There is a legal guidance to encourage universities in the UK to investigate allegations of indecent assault or rape because believing that it is purely a police matter, could be breaking the law. Like public authorities, governing bodies have a legal obligation under the Human Rights Act and the Public Sector Equality Duty, to eliminate discrimination and harassment against women.
As well as counselling and training there are initiatives to take a proactive and perhaps more pragmatic approach.

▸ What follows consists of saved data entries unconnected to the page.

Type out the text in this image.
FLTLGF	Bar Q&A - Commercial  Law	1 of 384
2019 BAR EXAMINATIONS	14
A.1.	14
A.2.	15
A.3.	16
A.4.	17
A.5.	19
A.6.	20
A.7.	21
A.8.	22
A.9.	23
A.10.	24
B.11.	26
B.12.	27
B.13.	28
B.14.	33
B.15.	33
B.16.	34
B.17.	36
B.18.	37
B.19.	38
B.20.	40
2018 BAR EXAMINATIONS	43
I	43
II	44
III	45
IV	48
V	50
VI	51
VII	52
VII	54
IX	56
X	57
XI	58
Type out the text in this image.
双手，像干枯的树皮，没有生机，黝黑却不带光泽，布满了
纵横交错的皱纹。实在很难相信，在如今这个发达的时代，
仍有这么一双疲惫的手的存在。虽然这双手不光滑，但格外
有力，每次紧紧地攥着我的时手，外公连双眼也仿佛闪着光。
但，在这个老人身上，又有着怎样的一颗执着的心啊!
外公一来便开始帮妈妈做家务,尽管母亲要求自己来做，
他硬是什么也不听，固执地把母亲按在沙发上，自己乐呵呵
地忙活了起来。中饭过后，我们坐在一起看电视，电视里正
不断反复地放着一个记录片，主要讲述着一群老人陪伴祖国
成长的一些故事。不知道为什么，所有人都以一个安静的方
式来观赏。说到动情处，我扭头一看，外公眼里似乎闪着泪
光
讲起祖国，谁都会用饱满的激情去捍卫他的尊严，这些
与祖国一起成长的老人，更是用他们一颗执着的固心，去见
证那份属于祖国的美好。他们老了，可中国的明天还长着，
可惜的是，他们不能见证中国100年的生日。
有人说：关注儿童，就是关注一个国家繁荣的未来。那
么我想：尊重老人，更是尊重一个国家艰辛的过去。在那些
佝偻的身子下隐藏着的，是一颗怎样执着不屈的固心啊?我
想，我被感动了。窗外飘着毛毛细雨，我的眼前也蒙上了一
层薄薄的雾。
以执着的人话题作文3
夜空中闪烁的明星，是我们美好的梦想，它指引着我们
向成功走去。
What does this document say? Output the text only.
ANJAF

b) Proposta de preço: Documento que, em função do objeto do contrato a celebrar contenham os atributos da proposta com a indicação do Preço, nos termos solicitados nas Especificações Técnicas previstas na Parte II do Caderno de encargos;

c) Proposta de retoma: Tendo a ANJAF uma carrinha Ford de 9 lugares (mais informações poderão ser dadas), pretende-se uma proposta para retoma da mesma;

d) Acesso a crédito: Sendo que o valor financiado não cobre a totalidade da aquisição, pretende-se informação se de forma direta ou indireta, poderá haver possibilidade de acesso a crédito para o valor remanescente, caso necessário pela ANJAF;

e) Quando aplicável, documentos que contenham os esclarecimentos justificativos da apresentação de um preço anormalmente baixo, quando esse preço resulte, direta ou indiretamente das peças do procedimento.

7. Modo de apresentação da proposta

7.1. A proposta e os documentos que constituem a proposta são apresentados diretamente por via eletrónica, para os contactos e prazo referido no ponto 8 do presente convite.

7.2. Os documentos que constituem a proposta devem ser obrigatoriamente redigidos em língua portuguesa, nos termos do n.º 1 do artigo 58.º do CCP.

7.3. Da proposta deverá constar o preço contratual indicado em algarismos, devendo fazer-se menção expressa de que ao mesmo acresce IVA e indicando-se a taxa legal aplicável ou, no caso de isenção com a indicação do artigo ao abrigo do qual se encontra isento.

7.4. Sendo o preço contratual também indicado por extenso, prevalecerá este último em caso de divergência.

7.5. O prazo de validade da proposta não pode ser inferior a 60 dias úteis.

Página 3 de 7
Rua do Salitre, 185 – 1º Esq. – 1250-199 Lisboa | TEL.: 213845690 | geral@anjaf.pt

Like self defence classes and some student unions are providing rape alarms.
On the training front providers promote student personal safety with a toolkit of skills necessary to deal with personal safety issues; how to recognise a threat to your personal safety and adapt to the situation so you stay safe. Having these skills and the necessary safety equipment could make all the difference if you need to take evasive action or alert people to the threat.
Using a rape alarm, knowing when and how to alert the public is critical when you only have a few seconds to decide. Using personal safety alarms as a deterrent for DNA marking, or a red dye or foul smelling deterrent repellent sprays are all options to deter an attacker. It’s not only about an ear piercing sound alert, innovative personal sound alarms can deter and mark your attacker too.